The human genome project has reached a major milestone, reporting the first complete sequence of a human chomosome. Using the 'clone-by-clone' strategy, an international consortium led by the Sanger Center sequenced chromosome 22, and are publishing the results in the 2 December issue of Nature. Chromosome 22 is the second-smallest of the human autosomes and constitutes 1.6–1.8% of the human genome. This gene-rich chromosome encodes at least 545 genes, a third of which are of unknown function. Chromosome 22 also contains a high number of pseudogenes (134), and about 40% of the chromosome is composed of repetitive sequences. Much of the chromosome had already been mapped before the human genome project began, as deletions and translocations in chromosome 22 have been associated with a wide variety of disorders. These include chronic myelogenous leukemia, breast cancer, im-munoglobulin deficiencies, Ewing's sarcoma, DiGeorge Syndrome, spinocerebellar ataxia, meningioma, neurofibroblastoma, and cat-eye sydrome. The complete sequence and analysis are available at http://www.sanger.ac.uk/HGP/Chr22 and http://www.genome.ou.edu/Chr22.html.

Oral defense with cathepsin C

Regular brushing, flossing and swilling of mouthwash make for good dental hygiene, but warding off infection by the billions of microbes in our oral cavity also depends on the immune system. In the December issue of Nature Genetics, Nalin Thakker and colleagues report that cathepsin C is an essential factor in defending against peridontal infection. The authors show that CTSC, encoding cathepsin C, is mutated in people with Papillon-Lefevre syndrome (PLS), a hereditary disorder characterized by severe and early-onset periodontitis, which causes premature tooth loss. Cytotoxic T lymphocytes and natural killer cells require cathepsin C to produce granzymes A and B, the secreted proteases that destroy infected cells as well as the cellular mediators of the inflammatory response. In PLS, loss of cathepsin C function probably renders the oral epithelium susceptible to invading bacteria and the damaging effects of inflammation. Cathepsin C may also be involved in processing specific types of keratin that maintain the structural organization of the oral epithelium that forms a mechanical barrier to bacteria. CTSC mutations that cause partial loss of cathepsin C activity might be associated with common late-onset forms of periodontitis, and future studies of cathepsin could reveal ways of preventing and treating gum disease.
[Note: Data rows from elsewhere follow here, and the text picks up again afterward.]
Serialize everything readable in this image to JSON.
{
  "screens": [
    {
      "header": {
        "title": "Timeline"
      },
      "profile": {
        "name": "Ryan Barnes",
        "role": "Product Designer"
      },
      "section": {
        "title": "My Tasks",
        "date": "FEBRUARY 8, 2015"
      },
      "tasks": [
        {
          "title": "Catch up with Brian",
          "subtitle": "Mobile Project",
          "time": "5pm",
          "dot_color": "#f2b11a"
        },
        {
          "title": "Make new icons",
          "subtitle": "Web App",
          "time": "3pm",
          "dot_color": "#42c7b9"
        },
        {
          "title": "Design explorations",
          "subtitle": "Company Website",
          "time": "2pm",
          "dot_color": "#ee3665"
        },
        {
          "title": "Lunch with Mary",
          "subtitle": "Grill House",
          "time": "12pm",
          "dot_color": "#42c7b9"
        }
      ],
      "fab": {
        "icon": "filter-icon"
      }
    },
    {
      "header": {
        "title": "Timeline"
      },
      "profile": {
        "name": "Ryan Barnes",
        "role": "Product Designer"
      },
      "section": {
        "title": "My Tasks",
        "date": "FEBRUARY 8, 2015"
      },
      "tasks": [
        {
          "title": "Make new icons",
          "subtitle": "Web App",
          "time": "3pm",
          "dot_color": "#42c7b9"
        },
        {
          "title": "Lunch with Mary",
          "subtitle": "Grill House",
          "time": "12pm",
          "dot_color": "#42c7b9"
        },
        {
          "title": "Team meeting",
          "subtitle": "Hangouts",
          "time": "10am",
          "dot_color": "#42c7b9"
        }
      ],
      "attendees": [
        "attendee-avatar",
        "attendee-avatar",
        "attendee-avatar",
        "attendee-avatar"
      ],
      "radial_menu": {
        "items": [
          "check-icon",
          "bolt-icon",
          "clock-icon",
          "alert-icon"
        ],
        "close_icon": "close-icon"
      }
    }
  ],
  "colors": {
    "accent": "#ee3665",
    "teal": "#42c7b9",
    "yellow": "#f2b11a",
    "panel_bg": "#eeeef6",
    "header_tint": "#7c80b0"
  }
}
Bone marrow donation of asthma

In addition to histocompatability matching, the allergenic status of bone marrow donors should be a matter for consideration, according to data presented last month at the 65th annual American College of Chest Physicians meeting. In a study of whether IgE-mediated hypersensitivity can be transferred by B lymphocytes during bone marrow transplantation, Anthony Gal's team at Emory University School of Medicine (Atlanta, Georigia) found a high prevalence (73%) of allergen sensitivity transfer from a positive donor to a negative recipient. This is compared with an only 2.3% chance of an allergy developing when both donor and recipient test negative for allergic reactions. In two cases of sensitivity transfer, bone marrow recipients who did not have a history of asthma subsequently developed the allergic condition, which was controlled with anti-asthma medication, one year after transplantation from an asthmatic sibling. These findings add to a growing body of evidence showing that diseases can be transmitted after organ transplantation. Cases of viral infections, certain malignancies and dermatitis being transferred during organ transplantation have been documented since the mid-1980s.